MCAT test has four sections in total-three in the multiple choice section and one is a writing section. First, raw scores are decided for each of the three multiple-choice sections based on the number of correct answers and then each of the separate raw scores are converted into a score on a 15-point scale. Raw scores are converted into scaled scores so that the slightest variation in the difficulty level of the different tests is compensated. Score on the Writing part is converted into an alphabetical score ranging from J to T (highest). Accordingly, the total score will be a number denoting the aggregate of the three multiple-choice sections and a letter denoting the score for the writing section. For example, if your individual scores on the multiple choice section are like 13, 12, and 12 and the score for the Writing Sample is T, your total MCAT score reads as 37T. However, while interpreting the MCAT scores, factors like fatigue, anxiety, less optimal test room conditions, etc. should also be considered to improve the reliability of the test. MCAT scoring uses an SEM (standard error of measurement) of 2 points to define the 68 percent confidence bands around reported individual scores. That is, if the reported score is 23, in 68% cases, the true level of achievement lies within the range 21 to 25 (23-2 and 23+2). Similarly a reported score of 25 will fall within the confidence range of 23 to 27; and the confidence ranges overlap indicating that the true level of achievements in both cases are, perhaps, more or less similar.



Since 2003, MCAT scores are automatically released into the centralized AMCAS (American Medical College Application Service) system and from here to all the participating medical schools. Scores can also be released to other centralized application systems, if required, by using the MCAT Testing History (THx) System available online.

How Do Medical Schools Use the Score?

There is no uniform rule across the various universities and medical schools on how they use the MCAT score for selecting candidates. Based on the policies of individual medical schools and the number of applications they receive in a year, the criteria vary and might even change over a period of time.

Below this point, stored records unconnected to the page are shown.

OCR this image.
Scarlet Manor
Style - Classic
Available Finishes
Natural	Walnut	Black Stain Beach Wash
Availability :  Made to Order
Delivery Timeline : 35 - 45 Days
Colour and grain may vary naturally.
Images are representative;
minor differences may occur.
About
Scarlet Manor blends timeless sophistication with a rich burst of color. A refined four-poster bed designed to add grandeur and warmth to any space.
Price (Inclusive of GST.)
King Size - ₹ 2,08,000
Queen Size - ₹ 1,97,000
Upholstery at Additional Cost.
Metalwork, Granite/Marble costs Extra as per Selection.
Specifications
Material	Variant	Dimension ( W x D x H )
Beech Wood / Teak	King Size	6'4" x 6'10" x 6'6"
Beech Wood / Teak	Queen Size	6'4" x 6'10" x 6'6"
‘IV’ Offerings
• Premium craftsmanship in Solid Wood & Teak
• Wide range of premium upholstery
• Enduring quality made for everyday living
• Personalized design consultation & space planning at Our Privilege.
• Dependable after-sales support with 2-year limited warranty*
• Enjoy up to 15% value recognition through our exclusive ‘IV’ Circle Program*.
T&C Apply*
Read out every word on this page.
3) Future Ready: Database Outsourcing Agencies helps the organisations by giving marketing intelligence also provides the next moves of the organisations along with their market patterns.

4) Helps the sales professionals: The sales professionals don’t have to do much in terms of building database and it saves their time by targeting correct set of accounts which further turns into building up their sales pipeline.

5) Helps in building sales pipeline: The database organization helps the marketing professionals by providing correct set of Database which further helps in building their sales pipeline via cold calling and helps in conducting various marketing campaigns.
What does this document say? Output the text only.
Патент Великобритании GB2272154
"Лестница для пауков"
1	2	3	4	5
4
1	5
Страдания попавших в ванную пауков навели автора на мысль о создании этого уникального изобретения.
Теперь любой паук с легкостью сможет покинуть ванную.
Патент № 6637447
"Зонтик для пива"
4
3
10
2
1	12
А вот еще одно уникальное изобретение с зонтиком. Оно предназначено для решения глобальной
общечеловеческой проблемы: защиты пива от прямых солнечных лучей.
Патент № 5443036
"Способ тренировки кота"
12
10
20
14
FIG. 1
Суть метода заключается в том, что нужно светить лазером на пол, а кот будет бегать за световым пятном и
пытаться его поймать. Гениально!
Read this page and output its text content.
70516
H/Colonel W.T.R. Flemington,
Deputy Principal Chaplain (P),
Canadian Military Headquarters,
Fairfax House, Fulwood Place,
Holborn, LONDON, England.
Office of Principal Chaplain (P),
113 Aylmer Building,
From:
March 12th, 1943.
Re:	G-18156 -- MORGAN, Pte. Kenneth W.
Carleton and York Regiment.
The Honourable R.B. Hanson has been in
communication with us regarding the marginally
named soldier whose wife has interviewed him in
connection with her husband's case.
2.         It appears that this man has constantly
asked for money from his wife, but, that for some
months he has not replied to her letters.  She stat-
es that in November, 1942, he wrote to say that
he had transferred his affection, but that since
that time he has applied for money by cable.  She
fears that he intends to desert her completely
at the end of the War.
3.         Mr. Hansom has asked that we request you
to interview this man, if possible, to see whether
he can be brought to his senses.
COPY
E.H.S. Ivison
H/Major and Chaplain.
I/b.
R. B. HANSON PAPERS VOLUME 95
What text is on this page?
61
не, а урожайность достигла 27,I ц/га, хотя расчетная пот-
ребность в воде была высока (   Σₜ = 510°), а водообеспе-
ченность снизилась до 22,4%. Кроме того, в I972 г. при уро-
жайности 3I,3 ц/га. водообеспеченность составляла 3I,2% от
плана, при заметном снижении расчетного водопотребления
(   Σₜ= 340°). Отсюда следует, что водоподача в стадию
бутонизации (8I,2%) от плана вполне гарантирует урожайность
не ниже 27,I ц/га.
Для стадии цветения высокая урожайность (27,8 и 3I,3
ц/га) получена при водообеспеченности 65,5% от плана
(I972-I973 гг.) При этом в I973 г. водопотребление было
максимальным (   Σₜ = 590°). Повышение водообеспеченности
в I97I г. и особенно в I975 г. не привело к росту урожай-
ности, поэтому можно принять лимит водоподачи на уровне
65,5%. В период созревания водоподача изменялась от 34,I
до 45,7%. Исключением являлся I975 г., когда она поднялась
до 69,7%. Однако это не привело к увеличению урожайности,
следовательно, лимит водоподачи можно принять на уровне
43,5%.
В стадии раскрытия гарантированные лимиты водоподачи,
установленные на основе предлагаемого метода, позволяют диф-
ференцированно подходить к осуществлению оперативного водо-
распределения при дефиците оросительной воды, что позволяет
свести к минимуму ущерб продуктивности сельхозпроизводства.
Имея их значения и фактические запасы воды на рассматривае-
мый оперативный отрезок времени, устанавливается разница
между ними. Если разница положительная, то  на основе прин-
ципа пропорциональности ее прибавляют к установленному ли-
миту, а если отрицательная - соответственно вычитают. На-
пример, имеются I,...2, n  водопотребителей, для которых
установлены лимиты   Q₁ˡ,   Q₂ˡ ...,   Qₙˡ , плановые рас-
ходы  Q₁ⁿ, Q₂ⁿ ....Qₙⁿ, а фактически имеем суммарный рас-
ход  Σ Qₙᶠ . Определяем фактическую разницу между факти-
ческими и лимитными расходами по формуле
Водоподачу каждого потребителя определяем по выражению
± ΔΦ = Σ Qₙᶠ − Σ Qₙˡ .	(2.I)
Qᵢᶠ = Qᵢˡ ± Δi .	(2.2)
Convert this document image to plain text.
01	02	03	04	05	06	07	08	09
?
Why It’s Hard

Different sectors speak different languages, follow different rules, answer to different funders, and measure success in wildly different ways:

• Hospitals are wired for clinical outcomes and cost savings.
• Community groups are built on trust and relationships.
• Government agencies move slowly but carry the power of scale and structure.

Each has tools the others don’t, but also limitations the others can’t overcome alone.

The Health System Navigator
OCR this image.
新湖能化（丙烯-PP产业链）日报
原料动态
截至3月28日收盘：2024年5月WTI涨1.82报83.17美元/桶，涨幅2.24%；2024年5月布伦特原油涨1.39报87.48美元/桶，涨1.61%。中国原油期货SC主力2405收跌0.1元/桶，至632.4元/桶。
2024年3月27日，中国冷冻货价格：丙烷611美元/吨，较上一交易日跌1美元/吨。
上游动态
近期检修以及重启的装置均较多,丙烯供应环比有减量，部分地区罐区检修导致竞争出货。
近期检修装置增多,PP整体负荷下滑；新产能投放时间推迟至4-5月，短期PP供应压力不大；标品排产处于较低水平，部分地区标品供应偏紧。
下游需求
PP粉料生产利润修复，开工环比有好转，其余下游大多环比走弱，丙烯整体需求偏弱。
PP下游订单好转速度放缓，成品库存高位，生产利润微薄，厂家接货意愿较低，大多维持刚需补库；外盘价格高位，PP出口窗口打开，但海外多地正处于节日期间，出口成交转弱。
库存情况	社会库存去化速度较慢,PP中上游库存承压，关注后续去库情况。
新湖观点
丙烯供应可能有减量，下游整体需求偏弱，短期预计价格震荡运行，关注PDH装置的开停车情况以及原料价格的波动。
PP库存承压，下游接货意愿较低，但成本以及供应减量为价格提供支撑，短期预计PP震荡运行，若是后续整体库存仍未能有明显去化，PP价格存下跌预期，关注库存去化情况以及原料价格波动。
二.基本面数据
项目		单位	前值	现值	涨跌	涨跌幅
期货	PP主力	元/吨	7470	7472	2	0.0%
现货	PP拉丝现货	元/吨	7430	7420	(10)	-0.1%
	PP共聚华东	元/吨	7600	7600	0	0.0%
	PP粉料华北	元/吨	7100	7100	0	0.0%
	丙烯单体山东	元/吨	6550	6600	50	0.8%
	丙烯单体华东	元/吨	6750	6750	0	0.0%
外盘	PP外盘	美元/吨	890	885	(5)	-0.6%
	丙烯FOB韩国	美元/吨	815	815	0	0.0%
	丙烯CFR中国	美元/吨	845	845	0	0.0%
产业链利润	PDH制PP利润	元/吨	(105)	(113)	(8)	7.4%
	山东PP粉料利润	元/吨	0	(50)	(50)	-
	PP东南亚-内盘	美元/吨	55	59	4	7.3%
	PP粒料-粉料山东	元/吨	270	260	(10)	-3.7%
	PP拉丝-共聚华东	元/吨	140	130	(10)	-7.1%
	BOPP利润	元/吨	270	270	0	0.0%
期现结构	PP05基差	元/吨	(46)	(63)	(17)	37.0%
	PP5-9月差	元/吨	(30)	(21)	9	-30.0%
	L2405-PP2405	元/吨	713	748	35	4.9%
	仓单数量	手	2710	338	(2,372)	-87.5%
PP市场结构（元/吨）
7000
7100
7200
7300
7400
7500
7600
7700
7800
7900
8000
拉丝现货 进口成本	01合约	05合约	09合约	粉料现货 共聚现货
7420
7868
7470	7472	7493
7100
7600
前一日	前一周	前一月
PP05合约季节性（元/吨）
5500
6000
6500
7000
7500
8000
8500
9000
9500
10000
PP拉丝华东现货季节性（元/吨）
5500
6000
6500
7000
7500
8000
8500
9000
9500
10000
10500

  • Some give equal importance to GPA and MCAT scores, while some others prefer to evaluate candidates on the overall quality of their applications based on 23 application variables such as interview, gender, ethnicity, rural background and so on. At the same time, there is a third group, which gives a slight preference to MCAT scores.
  • The admission committees also consider the fact that repeaters' scores improve when they retake the test in the same year. Some use the applicant's latest score, while some others consider the best score, and yet others use only the MCAT score average of the individual across multiple takes.
  • According to AAMC sources, the MCAT score average of all applicants (rejected and accepted) has been around 25 with a standard deviation of 6.4 from 2008-2010. In the same year range, 8 percent of applicants with GPAs of 3.8 + and MCAT total scores of 39 or above were not admitted into any of the medical schools they applied to. At the same time, 18 percent candidates with GPAs in the range 3.20 to 3.39 and MCAT scores in the range 24 to 26 were accepted by at least one school.
  • If you want to understand what a good MCAT score is, it is better to look at the accepted MCAT average score of the individual medical schools you apply to, and there might be great differences. For example, the University of Illinois College Of Medicine had an accepted MCAT average score of 31 in the year 2011, while the Pritzker School of Medicine had an accepted MCAT average score of 36 in the same year.

Nevertheless, it cannot be predicted what MCAT score can secure you a medical seat. Anything below 24 might be considered not good enough, though. Scanning the trend over recent years for the accepted MCAT score average might help you analyze your score better.